[En-Nut-Discussion] Questions regarding UART implementation

Wed Sep 29 21:29:01 CEST 2010

Hi Ulrich,

     There are a lot of topics here :)

On Tue, Sep 28, 2010 at 1:44 PM,  <uprinz2 at netscape.net> wrote:
> Hi Thiago,
>
>
> thanks for the infos. I thought that this would happen :) Lots of nice feature switches and none implemented.
> I agree to you, that sometimes it makes sense to determine the old lines and to abstract them. It's a good idea and I try to support it.
>
>
> For the blockread / blockwrite functions I found a missleading description. So should there be some totally different things:
> USART_BLOCKWRITE should control block transfer for writing.
> USART_BLOCKREAD should control block transfer for reading.
> USART_BLOCKING should control if the calling thread is blocked until transceiving is done.
> I think there is an option ASYNC too which I would call the one that controls if a thread is blocked or not on calling a usart transfer (read or write).
> But that is not working or not implemented.
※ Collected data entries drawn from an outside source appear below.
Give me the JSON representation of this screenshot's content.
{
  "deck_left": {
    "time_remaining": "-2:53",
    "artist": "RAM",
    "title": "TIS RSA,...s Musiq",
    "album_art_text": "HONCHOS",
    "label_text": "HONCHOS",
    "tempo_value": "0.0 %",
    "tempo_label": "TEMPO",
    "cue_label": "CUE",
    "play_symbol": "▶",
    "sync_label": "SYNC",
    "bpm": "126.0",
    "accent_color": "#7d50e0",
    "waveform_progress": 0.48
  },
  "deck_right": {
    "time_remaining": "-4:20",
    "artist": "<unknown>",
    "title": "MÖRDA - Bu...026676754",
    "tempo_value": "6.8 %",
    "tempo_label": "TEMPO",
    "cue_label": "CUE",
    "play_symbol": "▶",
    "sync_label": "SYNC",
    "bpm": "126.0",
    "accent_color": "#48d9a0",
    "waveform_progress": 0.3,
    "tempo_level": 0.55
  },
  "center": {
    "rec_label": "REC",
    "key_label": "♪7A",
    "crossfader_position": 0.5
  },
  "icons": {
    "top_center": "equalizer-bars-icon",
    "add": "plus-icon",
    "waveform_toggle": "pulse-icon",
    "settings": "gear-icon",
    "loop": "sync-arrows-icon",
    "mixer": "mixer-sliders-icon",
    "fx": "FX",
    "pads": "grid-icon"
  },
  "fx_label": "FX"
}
>From what I understand, it helps to read from devices which send a
fixed size "packet". AFAIK it's not implemented in any of our archs.
Even on PCs it's fairly uncommon to use it.
Even ppl who write bad code to read from barcode scanners, don't
usually use that feature. It's usually much better to find the STX or
ETX yourself, or otherwise parse the protocol properly.

>
> For all those functions I miss something too: If you use transfers async, you will not get an reply on the read/write that is valid as the transfer is not finished at that time. So _ioctl needs another option too. Besides getting the information about the errors from the last transfer one needs to get the status of the current transfer, i.e. the number of bytes trasnferred and the status if the transfer is ongoing or whatever reason aborted.
>

I wrote a while ago a serial port class for my desktop apps and spent
some time digging the Unix and Windows APIs. On Linux, if you use a
non-blocking transfer, read() returns EWOULDBLOCK which is a define to
some negative number. Much like the sockets API. Otherwise it returns
the number of read bytes. Is that what you mean?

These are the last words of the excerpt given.